Valdosta steps toward 'bike friendly' streets

Emma Wheeler | WCTV Eyewitness News
July 17, 2019

VALDOSTA, Ga. (WCTV) -- South Georgia transportation officials are counting crashes in the area, and it could create some changes.

The Valdosta-Lowndes Metropolitan Planning Organization has released its annual crash report. It analyzes crash data across the VLMPO coverage region across South Georgia.

According to the report, more than 18,000 crashes occurred throughout the region between 2014-2018, including more than 90 fatalities.

More than 20 of those fatalities were of pedestrians, motorcyclists or bicyclists. Officials with VLMPA said these numbers show that these vulnerable commuters are disproportionally affected by fatal crashes.

The City of Valdosta is looking to change that.

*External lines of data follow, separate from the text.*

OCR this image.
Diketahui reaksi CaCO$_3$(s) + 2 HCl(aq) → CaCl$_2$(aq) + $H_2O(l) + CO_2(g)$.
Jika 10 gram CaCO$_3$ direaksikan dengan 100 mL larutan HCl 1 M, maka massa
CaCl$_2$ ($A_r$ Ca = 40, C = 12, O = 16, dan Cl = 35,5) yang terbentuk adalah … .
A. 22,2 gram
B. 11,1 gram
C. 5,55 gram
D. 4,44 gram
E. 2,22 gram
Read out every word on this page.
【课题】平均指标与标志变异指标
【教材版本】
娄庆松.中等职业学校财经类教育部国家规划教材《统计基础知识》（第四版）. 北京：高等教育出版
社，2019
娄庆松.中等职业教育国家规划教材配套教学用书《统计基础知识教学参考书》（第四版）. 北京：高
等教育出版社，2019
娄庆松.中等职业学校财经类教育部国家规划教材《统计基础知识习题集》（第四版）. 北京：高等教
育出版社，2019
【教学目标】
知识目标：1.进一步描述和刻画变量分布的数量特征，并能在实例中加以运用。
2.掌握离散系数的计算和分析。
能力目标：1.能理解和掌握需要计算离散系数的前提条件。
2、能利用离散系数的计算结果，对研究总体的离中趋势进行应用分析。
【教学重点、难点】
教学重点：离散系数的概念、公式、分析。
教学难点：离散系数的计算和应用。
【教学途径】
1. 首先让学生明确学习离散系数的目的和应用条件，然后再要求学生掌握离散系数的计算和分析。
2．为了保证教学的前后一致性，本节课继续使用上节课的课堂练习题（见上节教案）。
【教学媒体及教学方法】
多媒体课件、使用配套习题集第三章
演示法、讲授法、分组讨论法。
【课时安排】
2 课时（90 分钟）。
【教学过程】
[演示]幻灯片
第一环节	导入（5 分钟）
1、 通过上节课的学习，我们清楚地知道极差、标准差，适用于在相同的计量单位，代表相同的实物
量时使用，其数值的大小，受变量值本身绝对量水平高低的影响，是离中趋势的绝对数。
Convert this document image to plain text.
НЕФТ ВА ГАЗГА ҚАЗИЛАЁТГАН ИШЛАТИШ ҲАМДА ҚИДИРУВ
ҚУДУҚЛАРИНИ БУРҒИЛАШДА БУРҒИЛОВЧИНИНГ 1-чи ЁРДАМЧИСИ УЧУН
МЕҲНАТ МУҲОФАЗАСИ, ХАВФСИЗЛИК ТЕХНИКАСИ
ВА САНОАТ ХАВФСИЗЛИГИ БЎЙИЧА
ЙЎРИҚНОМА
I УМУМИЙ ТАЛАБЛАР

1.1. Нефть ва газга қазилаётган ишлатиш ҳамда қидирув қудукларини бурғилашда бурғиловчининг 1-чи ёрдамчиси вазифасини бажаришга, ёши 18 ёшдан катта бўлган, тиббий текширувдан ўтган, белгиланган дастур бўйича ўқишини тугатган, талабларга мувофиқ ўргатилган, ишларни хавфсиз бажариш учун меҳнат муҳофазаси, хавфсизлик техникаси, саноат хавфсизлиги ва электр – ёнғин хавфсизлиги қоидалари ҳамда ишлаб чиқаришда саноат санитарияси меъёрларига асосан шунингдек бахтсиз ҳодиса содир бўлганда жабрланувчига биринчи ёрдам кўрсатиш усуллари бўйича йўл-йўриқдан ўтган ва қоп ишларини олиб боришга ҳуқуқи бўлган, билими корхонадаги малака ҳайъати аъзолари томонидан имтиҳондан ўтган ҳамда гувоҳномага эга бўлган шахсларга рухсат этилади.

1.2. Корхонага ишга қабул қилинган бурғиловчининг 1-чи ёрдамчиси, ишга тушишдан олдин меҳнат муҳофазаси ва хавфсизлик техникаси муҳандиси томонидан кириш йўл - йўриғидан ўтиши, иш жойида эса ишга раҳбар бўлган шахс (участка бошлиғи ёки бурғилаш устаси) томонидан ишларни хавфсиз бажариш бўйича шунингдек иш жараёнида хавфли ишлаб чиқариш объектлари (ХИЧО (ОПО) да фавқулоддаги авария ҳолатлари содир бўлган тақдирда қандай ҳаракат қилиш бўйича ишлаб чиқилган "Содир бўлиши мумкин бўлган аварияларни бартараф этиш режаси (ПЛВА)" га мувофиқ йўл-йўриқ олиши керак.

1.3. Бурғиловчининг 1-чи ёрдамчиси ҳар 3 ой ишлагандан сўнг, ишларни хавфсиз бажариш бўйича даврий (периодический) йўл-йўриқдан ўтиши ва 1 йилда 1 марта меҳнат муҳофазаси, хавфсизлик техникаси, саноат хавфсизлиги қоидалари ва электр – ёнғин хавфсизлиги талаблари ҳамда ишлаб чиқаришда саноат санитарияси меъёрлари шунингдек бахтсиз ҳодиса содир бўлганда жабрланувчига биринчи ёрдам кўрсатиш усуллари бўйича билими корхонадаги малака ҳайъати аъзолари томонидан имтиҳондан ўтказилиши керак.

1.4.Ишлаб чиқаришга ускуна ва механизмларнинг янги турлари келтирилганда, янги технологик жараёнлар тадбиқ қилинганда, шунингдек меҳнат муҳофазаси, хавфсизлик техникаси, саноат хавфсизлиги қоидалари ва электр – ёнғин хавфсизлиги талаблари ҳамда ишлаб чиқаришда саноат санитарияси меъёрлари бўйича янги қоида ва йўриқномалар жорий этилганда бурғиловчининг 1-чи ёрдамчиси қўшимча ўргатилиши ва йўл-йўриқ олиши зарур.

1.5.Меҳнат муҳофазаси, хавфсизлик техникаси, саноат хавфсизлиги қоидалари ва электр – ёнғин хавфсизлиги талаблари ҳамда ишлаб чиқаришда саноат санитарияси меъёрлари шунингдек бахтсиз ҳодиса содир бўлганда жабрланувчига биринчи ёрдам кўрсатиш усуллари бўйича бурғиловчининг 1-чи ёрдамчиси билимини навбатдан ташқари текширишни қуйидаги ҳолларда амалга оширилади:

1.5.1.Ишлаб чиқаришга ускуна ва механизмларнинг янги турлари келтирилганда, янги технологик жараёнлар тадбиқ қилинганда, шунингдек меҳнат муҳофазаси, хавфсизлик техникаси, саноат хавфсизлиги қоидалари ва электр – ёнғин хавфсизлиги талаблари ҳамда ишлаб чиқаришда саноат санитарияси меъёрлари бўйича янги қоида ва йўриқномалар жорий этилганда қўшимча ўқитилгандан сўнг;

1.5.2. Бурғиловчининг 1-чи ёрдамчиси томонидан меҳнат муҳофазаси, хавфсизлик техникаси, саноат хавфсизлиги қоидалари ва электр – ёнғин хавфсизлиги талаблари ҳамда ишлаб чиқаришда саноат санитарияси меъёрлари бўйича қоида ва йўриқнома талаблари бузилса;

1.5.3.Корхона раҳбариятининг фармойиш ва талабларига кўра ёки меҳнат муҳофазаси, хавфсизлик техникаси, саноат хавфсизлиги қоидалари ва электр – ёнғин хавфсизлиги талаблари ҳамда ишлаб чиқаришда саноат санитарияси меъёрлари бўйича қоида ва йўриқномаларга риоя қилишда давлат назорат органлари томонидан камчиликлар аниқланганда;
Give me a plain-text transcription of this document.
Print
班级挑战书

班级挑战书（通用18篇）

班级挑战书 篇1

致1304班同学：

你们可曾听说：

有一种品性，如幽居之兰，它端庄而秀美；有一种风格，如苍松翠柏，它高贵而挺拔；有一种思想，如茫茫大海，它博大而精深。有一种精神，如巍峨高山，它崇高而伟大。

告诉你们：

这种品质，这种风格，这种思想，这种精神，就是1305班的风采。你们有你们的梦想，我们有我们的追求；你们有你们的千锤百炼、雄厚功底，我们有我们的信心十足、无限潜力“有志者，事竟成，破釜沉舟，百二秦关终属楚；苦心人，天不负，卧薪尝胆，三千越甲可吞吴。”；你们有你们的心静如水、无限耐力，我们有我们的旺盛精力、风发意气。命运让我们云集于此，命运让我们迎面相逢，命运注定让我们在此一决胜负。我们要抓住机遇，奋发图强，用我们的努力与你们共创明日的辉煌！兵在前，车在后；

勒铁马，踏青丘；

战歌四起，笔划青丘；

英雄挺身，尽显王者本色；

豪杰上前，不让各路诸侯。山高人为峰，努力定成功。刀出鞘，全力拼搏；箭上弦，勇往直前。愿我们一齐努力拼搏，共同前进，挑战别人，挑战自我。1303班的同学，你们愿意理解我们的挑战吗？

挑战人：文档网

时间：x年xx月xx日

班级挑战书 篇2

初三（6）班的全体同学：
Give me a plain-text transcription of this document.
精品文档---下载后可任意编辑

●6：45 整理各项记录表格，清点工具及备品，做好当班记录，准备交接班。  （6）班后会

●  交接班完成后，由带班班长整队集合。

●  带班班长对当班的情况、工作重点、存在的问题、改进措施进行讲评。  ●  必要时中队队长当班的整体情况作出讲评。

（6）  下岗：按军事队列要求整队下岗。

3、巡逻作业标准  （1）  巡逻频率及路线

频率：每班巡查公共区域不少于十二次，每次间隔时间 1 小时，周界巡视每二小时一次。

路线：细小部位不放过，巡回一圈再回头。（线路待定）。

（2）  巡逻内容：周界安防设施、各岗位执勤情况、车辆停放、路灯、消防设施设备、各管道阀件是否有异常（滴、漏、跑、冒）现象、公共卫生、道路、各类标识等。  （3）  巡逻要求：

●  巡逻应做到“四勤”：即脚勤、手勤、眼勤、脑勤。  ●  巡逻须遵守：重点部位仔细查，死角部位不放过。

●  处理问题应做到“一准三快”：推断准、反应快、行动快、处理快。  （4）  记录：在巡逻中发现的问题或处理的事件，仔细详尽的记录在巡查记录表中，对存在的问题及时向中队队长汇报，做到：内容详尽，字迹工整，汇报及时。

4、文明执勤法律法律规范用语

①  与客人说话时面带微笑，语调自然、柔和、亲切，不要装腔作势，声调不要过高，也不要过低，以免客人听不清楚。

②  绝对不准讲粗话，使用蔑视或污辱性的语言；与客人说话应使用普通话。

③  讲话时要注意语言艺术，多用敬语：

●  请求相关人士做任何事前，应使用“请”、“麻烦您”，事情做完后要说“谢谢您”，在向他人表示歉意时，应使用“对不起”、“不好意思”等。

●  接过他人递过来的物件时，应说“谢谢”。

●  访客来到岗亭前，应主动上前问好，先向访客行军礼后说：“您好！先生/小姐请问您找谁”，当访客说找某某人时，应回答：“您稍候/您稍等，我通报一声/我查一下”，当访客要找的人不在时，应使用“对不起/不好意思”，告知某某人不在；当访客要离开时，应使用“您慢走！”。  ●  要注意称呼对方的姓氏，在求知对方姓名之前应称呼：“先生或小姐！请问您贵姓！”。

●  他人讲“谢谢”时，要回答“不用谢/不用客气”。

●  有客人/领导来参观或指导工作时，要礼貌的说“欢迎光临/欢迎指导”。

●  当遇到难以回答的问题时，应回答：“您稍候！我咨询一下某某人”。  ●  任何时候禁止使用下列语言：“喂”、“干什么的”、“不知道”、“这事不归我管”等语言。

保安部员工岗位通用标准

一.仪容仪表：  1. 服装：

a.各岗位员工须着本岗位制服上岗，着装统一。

There are now several different construction projects under that the city said is an effort to make the area more bicycle and pedestrian friendly.

Some of those include the Patterson Street streetscape project, and sidewalks being construction on Williams Street and Lee Street.

City officials said several more sidewalks projects are in the works.

"Like any place, we want to promote pedestrian safety, quality of like, those kinds of things. We want to make the city a pedestrian-friendly city," said Kevin Tolliver, Engineering Projects Manager.

Tolliver said as these projects are developed, safety for pedestrians is one of their top priorities.

But some bikers said it may not be enough.

"There's a lot of people who ride just for the fitness of it, then you have a lot of people who have to use their bikes to get to and from work, and then there's a lot of people who are just neighborhood recreational riders," said Blake Waagner.

Waagner owns Valdosta Bike Center. He said even with some improvements, many bikers avoid riding in the city because of traffic, and safety concerns around drivers.

But as the community, and Valdosta State University, continue to grow, many bikers hope more improvements will follow.

"It would be beneficial for everybody if there were a few more bikes on the road. It would reduce traffic, it would just be easier for everybody, and hopefully the infrastructure starts getting changed for that," Waagner said. "There's a big disconnect, because I've had, my friends, customers, my friends, we've had incidents with drivers who don't think bikes should be on the roads, but I think it's a lack of knowledge when it comes to that kind of stuff, or maybe just a little bit ignorance."

Waagner said it could be as easy as installing more signs that read, "share the road," to raise awareness of how bikers should be treated on the roads.

VLMPO officials said, while engineering improvements can help reduce crashes, it's also important for drivers to make sure they're paying attention to their surroundings, and watching out for vulnerable commuters.